Bell Atlantic's chief executive and chairman, Ivan Seidenberg, said the company will launch long-distance service on Jan. 5 with the goal of capturing as much as 30 percent of New York's long-distance market over the next five years. Analysts called that target reasonable, if not conservative. The local company enjoys decided advantages: It already has a billing relationship with 6.6 million households. Adding long-distance service is neither expensive nor technically difficult.
"The calls are already flowing over their line," said Anna-Maria Kovacs, an analyst with Janney Montgomery Scott Inc. "Adding long-distance is a very simple physical operation."

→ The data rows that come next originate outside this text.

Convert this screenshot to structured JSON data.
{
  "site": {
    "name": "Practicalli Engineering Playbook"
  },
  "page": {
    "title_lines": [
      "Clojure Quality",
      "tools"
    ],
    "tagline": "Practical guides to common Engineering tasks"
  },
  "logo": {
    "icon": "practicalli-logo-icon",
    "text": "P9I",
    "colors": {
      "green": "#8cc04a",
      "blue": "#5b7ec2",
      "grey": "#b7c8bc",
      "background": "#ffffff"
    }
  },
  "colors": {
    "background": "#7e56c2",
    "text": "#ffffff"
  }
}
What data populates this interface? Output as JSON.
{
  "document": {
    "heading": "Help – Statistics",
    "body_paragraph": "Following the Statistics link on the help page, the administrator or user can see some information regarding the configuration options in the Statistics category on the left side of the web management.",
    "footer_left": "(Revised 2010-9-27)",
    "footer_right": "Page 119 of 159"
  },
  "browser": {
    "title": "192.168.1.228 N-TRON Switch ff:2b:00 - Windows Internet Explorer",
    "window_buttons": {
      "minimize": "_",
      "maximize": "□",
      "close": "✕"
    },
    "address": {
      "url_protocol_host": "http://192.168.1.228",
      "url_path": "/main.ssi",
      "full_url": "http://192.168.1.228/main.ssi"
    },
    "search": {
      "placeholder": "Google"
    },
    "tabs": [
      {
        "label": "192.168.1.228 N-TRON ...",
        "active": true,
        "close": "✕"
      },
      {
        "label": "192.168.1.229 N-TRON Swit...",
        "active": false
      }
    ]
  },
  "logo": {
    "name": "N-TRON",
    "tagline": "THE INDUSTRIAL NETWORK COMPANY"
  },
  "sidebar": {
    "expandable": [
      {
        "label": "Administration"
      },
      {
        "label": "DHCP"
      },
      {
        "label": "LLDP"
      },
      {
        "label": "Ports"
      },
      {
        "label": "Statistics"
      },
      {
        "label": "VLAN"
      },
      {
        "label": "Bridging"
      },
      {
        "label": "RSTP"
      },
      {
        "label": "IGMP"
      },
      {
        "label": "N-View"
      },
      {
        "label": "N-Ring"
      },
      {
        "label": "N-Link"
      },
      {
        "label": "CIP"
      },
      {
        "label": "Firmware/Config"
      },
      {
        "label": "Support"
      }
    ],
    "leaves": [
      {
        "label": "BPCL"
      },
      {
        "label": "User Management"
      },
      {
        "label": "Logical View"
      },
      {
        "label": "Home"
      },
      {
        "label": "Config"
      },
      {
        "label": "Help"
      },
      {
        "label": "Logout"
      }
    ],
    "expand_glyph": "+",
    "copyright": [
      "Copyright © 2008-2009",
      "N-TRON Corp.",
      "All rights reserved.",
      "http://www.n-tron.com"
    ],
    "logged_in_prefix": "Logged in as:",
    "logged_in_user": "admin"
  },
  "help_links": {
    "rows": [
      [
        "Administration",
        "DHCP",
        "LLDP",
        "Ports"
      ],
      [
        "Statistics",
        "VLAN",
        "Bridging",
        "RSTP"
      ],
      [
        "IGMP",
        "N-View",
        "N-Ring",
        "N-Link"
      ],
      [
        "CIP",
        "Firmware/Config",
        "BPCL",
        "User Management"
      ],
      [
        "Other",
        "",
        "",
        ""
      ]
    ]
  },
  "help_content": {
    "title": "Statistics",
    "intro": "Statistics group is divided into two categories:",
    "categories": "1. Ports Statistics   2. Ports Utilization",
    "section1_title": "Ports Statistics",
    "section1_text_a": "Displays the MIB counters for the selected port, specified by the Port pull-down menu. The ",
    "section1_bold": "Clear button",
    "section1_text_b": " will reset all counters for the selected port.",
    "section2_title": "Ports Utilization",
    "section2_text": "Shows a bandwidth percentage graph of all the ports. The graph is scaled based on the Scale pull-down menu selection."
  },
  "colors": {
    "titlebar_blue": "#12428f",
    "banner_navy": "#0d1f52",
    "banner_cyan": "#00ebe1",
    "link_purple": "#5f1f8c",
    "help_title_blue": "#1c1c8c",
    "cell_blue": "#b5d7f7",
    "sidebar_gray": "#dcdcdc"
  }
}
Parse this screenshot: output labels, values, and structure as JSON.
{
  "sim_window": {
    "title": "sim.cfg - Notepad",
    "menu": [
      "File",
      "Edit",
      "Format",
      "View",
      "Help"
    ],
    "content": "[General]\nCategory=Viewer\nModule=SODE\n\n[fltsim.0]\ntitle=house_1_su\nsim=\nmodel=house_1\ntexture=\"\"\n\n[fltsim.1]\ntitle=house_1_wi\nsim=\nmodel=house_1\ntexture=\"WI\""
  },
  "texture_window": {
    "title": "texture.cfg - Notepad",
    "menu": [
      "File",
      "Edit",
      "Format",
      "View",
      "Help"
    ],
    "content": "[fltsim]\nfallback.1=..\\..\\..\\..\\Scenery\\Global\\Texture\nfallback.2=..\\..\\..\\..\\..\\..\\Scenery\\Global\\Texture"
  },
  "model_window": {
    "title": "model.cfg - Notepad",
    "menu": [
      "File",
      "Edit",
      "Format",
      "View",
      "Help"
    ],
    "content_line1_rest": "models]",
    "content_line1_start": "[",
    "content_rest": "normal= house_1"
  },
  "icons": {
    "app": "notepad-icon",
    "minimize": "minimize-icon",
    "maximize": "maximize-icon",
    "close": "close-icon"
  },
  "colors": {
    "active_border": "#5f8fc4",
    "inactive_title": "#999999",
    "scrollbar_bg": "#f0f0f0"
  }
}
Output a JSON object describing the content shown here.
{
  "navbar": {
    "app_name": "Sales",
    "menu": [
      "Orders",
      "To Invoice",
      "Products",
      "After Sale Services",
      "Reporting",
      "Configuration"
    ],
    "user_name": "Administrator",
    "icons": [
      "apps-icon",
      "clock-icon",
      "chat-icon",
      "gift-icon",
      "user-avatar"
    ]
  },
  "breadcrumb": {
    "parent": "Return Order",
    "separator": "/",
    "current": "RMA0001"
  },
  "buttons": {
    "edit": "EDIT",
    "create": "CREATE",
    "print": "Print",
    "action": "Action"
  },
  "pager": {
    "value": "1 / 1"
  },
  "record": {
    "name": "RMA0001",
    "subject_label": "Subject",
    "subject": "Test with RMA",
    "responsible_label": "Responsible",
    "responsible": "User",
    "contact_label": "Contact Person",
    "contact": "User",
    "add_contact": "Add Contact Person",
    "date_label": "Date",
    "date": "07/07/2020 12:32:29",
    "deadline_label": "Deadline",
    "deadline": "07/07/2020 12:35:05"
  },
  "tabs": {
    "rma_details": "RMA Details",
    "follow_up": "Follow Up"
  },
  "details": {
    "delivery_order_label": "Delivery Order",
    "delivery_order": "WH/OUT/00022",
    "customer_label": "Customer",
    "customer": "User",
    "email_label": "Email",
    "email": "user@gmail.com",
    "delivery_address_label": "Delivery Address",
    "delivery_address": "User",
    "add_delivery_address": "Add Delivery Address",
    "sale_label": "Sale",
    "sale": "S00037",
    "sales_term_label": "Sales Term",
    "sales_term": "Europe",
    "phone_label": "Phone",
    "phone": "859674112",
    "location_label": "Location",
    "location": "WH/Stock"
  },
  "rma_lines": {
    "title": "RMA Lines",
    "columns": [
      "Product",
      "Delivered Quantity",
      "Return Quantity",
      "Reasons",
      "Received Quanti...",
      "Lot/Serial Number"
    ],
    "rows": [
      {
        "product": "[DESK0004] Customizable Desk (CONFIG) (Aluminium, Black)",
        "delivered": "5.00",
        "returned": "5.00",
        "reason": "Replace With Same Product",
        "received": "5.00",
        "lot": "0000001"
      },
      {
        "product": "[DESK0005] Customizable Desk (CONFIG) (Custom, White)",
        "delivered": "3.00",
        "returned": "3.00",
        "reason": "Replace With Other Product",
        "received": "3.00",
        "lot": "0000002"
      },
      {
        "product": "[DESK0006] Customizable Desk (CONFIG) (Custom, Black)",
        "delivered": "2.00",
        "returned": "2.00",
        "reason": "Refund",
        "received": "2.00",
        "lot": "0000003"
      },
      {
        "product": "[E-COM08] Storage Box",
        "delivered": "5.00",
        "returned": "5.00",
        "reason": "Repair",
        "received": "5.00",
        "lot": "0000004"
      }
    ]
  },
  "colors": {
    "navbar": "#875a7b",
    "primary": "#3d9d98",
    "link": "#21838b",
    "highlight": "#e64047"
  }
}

Ever since the passage of the telecommunications act nearly four years ago, the issue of entry into long-distance service has generated political controversy. The FCC has rejected five previous applications from local companies, provoking action on Capitol Hill. Several current bills would make it easier for Bell companies to get into long-distance service.
Kennard rejected suggestions that political pressure influenced the FCC's decision. Bell Atlantic has worked for two years with the FCC and the New York Public Service Commission to open its markets. "This is a high bar," Kennard said.
But yesterday's decision did not immediately quell the political pressure. A spokesman for Rep. W.J. "Billy" Tauzin (R-La.), chairman of the House Commerce Committee's subcommittee on telecommunications, said he would continue pressing to enact a bill he has co-sponsored with Rep. John D. Dingell (D-Mich.) that would allow Bell companies to enter the long-distance market for computer data immediately, with no FCC approval.
Dingell welcomed Bell Atlantic's entry, but called it "one tiny piece" in the picture. He blasted the FCC for continuing to keep other Bell companies out of long-distance. "Chairman Kennard is functioning as a member of AT&T's law firm," Dingell said. "AT&T has been allowed to merge with the FCC."
"I don't get it," Kennard responded. "AT&T is saying that they are going to use all the resources at their disposal to block this decision, and John Dingell says I'm working for AT&T?"
CAPTION: FCC Chairman William E. Kennard announces the Bell Atlantic approval, saying, "The Berlin Wall against competition has finally been demolished."